Introduction et présentation: 


Pour les historiens, l’histoire de JIJEL remonte à quelques 2000 ans (1). Le nom même de la cité n’est pas éclairci. Jijel tirerait son nom du mot berbère «Ighil-Ighil», de colline en colline ou en se référant à l’antiquité romaine, on a « IGILGILI » de « JILJIL », cercle de pierres sur lequel, la cité s’est construite pour échapper aux invasions venant du nord.

 En effet par ses immenses plages de sable fin, la richesse de son site, la douceur de son climat, JIJEL a attiré au cours des siècles, tous les peuples expansionnistes de la Méditerranée. Bloquée entre la chaîne des Babors et la mer, démunie presque totalement de voies de communication, à l'exception de quelques voies romaines traversant des zones peu sûres et reliant Constantine, Bejaia, et Collo, après plusieurs jours de marche, Jijel subira toutes les attaques, venant surtout de la mer.

Grâce à un système de défense bien conçu, la ville affrontait victorieusement tous les assauts. Dés que l'alerte était donnée par les guetteurs, la population civile allait s'enfermer dans une forteresse construite à l'arrière de la ville, à Béni Caïd,  Dar Slalâa, redoute ancienne située aux confins de Kaous disposant de pièces d’artillerie, détruite par les colons. La ville restait alors aux mains de ses défenseurs. En cas de rupture des lignes de défense et si l'envahisseur s'avisait de poursuivre la population, il tombait fatalement dans des gorges étroites situées entre des collines boisées, entourées de cours d'eau, d'où d'autres défenseurs pouvaient surgir. Plus tard la stratégie des armées colonialiste   allait reprendre à peu prés le même système de la défense de la ville. La vieille cité devient citadelle. Le vieux « fort des Français » aujourd'hui disparu a été construit par le corps expéditionnaire du Duc de Beaufort au XVII siècle. A l'est de la ville, sur un promontoire rocheux qui commandait l'entrée de la cité par la mer, le fort Duquesne fut édifié sur l'emplacement de Sidi Amer. A l'Ouest, la montagne qui domine la ville et sa région, Mesghitane, devint sémaphore, un fortin toujours tenu à l'époque française par une section de soldats.

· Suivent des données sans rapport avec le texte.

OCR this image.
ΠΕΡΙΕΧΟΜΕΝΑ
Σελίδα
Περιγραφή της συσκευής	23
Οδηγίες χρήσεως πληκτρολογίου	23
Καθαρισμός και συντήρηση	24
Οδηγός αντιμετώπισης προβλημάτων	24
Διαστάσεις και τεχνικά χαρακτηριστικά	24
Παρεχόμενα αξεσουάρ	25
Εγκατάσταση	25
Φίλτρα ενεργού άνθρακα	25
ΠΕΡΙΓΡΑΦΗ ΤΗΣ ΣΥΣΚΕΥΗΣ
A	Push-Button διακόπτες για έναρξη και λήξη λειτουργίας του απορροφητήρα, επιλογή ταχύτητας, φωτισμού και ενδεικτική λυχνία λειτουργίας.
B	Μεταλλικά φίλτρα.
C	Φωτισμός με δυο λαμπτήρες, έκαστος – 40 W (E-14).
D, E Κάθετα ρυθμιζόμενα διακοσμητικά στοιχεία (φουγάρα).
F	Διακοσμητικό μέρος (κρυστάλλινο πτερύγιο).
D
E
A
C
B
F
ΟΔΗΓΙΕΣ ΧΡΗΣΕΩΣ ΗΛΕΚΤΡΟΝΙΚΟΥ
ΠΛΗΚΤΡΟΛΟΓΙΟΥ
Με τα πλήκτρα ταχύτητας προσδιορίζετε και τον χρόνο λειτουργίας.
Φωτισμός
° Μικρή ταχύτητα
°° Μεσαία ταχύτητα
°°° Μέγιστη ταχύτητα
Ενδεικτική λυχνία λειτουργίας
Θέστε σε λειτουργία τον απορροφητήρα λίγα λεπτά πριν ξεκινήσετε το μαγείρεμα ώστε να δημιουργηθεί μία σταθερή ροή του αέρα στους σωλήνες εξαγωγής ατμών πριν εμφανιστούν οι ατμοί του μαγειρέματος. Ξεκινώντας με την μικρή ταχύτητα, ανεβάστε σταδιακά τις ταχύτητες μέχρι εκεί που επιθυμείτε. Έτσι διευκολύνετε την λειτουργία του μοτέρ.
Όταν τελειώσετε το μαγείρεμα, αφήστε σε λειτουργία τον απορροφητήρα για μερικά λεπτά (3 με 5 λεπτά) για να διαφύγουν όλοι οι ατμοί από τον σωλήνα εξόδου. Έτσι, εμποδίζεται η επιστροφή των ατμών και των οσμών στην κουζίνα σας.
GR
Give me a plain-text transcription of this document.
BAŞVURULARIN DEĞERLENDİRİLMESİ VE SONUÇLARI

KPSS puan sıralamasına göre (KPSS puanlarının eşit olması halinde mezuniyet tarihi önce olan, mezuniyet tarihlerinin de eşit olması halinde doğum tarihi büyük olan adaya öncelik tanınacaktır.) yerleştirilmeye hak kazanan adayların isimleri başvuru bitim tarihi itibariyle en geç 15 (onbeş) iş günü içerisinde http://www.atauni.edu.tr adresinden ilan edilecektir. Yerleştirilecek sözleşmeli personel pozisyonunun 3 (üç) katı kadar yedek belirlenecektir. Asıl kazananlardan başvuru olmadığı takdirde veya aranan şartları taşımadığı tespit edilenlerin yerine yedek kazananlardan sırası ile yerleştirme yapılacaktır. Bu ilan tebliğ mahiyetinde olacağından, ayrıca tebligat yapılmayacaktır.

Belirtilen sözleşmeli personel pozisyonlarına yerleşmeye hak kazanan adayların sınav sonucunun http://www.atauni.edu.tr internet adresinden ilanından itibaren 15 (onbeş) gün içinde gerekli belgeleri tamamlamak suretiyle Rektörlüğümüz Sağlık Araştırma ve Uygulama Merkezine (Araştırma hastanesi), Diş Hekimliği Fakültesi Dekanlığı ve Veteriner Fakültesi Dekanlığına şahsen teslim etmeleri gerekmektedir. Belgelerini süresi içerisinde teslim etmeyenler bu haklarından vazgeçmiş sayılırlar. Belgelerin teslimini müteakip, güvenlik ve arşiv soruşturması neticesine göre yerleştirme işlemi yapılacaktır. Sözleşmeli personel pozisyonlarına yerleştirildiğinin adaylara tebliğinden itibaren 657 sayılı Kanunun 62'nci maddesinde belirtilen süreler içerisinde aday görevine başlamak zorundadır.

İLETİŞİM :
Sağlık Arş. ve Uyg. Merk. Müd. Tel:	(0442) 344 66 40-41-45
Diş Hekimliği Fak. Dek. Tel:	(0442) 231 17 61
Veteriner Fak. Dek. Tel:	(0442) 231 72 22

A proximité des mausolées de Sidi El- Harbi et Sidi B'sir, les forts Saint- Ferdinand et Sainte Eugénie, furent également bâtis. Il ne reste à présent en matière de vestiges historiques, que quelques tombeaux étrusques, des pièces de monnaie en or frappées par les rois Hamadites de Bejaia, quelques vieux canons rouillés exposés un certain temps devant la citadelle, ''Aïn- Romane'' (fontaine romaine) à Aîouf , le « Djebel » quartier haut des anciens Raïs et prolongement du vieux JIJEL , Dar Chouafa (les Guetteurs) , Ghdir Kouiras (le petit corsaire).

Période phénicienne et romaine:

L'histoire de Jijel se situe donc déjà dans la pré-antiquité, puisque la civilisation étrusque (2) y a laissé des traces, comme partout, autour du bassin méditerranéen. Les tombeaux étrusques taillés dans la pierre sont encore visibles à la ''Pointe Noire ''(Rabta). En regardant la position de la vieille ville   (l'actuelle caserne), construite sur une presqu'île aux falaises rocheuses, défendue au nord par la mer que ferme un cercle d'écueils, au sud par une ceinture de collines, nous remarquons que la place antique, avait été choisie dans un but défensif pouvant servir de comptoir sûr aux transactions commerciales des premiers marins de la Méditerranée. Vers le Xè Siècle avant J.C, les Phéniciens, marins et marchands, en quête de bases pouvant offrir le maximum de sécurité à leur commerce, s'installèrent à Jijel où ils fondèrent un comptoir. Les Romains vinrent occuper la petite cité, phénico-berbère, qu'ils élevèrent au rang de Colonia Romana, administrée par un sénat, à l'instar des villes romaines importantes. (Après l’écrasement de Carthage en 146 avant J.C.)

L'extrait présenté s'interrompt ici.